Zhang Wanyue, Chang Yongjian, Ding Yuan, Zhu Yinnan, Zhao Yawen, Shi Ruihua
Department of Medical School, Southeast University, Nanjing 210009, China.
Department of Gastroenterology, Southeast University Affiliated Zhongda Hospital, No. 87 Dingjiaqiao, Nanjing 210009, China.
J Clin Med. 2023 Feb 21;12(5):1718. doi: 10.3390/jcm12051718.
To develop binary and quaternary classification prediction models in patients with severe acute pancreatitis (SAP) using machine learning methods, so that doctors can evaluate the risk of patients with acute respiratory distress syndrome (ARDS) and severe ARDS at an early stage.
A retrospective study was conducted on SAP patients hospitalized in our hospital from August 2017 to August 2022. Logical Regression (LR), Random Forest (RF), Support Vector Machine (SVM), Decision Tree (DT), and eXtreme Gradient Boosting (XGB) were used to build the binary classification prediction model of ARDS. Shapley Additive explanations (SHAP) values were used to interpret the machine learning model, and the model was optimized according to the interpretability results of SHAP values. Combined with the optimized characteristic variables, four-class classification models, including RF, SVM, DT, XGB, and Artificial Neural Network (ANN), were constructed to predict mild, moderate, and severe ARDS, and the prediction effects of each model were compared.
The XGB model showed the best effect (AUC = 0.84) in the prediction of binary classification (ARDS or non-ARDS). According to SHAP values, the prediction model of ARDS severity was constructed with four characteristic variables (PaO/FiO, APACHE II, SOFA, AMY). Among them, the overall prediction accuracy of ANN is 86%, which is the best.
Machine learning has a good effect in predicting the occurrence and severity of ARDS in SAP patients. It can also provide a valuable tool for doctors to make clinical decisions.

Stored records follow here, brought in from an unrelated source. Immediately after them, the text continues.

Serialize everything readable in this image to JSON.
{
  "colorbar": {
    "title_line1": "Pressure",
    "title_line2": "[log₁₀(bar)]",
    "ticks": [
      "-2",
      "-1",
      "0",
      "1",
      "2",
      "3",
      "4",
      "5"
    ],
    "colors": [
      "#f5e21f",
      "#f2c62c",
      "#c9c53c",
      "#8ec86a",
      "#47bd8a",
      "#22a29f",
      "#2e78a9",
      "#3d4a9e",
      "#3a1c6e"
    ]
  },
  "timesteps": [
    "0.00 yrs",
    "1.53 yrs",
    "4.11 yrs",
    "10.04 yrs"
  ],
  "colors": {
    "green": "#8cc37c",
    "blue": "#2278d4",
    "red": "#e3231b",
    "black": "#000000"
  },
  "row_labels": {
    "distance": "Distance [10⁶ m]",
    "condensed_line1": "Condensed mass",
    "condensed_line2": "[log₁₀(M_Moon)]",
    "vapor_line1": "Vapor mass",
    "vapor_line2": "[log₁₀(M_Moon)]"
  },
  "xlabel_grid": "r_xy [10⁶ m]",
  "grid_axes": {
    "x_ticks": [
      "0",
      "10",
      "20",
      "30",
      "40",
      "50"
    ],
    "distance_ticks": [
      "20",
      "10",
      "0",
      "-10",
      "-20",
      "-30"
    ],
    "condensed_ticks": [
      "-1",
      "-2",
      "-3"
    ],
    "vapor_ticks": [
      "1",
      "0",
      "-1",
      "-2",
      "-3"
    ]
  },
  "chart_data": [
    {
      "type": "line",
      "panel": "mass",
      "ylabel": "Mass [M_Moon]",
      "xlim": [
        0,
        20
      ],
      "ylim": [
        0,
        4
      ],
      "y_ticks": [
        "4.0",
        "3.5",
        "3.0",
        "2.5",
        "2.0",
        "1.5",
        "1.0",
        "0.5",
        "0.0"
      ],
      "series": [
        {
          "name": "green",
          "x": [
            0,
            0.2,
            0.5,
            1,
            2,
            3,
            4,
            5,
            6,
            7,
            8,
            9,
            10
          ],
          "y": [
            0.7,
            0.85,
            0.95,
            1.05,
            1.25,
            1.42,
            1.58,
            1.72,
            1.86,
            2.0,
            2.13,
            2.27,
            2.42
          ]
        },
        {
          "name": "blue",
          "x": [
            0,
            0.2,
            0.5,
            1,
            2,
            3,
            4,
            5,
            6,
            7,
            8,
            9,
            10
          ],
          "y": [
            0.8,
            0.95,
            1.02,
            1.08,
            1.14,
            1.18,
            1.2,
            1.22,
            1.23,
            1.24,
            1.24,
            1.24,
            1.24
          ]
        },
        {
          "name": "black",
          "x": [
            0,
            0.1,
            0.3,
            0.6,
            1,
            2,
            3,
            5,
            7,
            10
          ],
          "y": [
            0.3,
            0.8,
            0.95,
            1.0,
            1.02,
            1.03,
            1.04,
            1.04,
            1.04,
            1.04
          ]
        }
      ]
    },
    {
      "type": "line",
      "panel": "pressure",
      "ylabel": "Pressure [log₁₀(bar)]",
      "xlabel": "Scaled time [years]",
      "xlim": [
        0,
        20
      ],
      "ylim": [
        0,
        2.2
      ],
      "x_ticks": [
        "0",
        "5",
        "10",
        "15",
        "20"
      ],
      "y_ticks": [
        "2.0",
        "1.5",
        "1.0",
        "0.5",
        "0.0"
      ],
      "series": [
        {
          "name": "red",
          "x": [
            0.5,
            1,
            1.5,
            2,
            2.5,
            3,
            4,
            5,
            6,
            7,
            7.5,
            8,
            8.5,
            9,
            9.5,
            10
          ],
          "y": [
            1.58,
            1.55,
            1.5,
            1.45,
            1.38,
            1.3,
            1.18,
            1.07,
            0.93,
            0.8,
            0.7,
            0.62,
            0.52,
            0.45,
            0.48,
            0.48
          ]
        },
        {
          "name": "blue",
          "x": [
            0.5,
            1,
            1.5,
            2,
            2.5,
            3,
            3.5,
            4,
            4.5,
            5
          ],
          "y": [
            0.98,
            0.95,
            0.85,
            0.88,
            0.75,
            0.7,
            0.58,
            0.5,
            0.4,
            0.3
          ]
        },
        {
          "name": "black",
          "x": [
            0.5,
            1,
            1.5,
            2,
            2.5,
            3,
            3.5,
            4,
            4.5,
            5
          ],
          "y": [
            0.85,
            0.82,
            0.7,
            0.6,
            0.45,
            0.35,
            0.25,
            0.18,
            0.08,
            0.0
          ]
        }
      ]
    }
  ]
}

运用机器学习方法构建重症急性胰腺炎(SAP)患者的二元和四元分类预测模型,以便医生在早期评估急性呼吸窘迫综合征(ARDS)和重度ARDS患者的风险。
对2017年8月至2022年8月在我院住院的SAP患者进行回顾性研究。采用逻辑回归(LR)、随机森林(RF)、支持向量机(SVM)、决策树(DT)和极端梯度提升(XGB)构建ARDS的二元分类预测模型。使用Shapley加性解释(SHAP)值解释机器学习模型,并根据SHAP值的可解释性结果对模型进行优化。结合优化后的特征变量,构建包括RF、SVM、DT、XGB和人工神经网络(ANN)在内的四分类模型,用于预测轻度、中度和重度ARDS,并比较各模型的预测效果。
在二元分类(ARDS或非ARDS)预测中,XGB模型效果最佳(AUC = 0.84)。根据SHAP值,用四个特征变量(PaO/FiO、APACHE II、SOFA、AMY)构建了ARDS严重程度预测模型。其中,ANN的总体预测准确率为86%,为最佳。
机器学习在预测SAP患者ARDS的发生和严重程度方面效果良好。它还可为医生做出临床决策提供有价值的工具。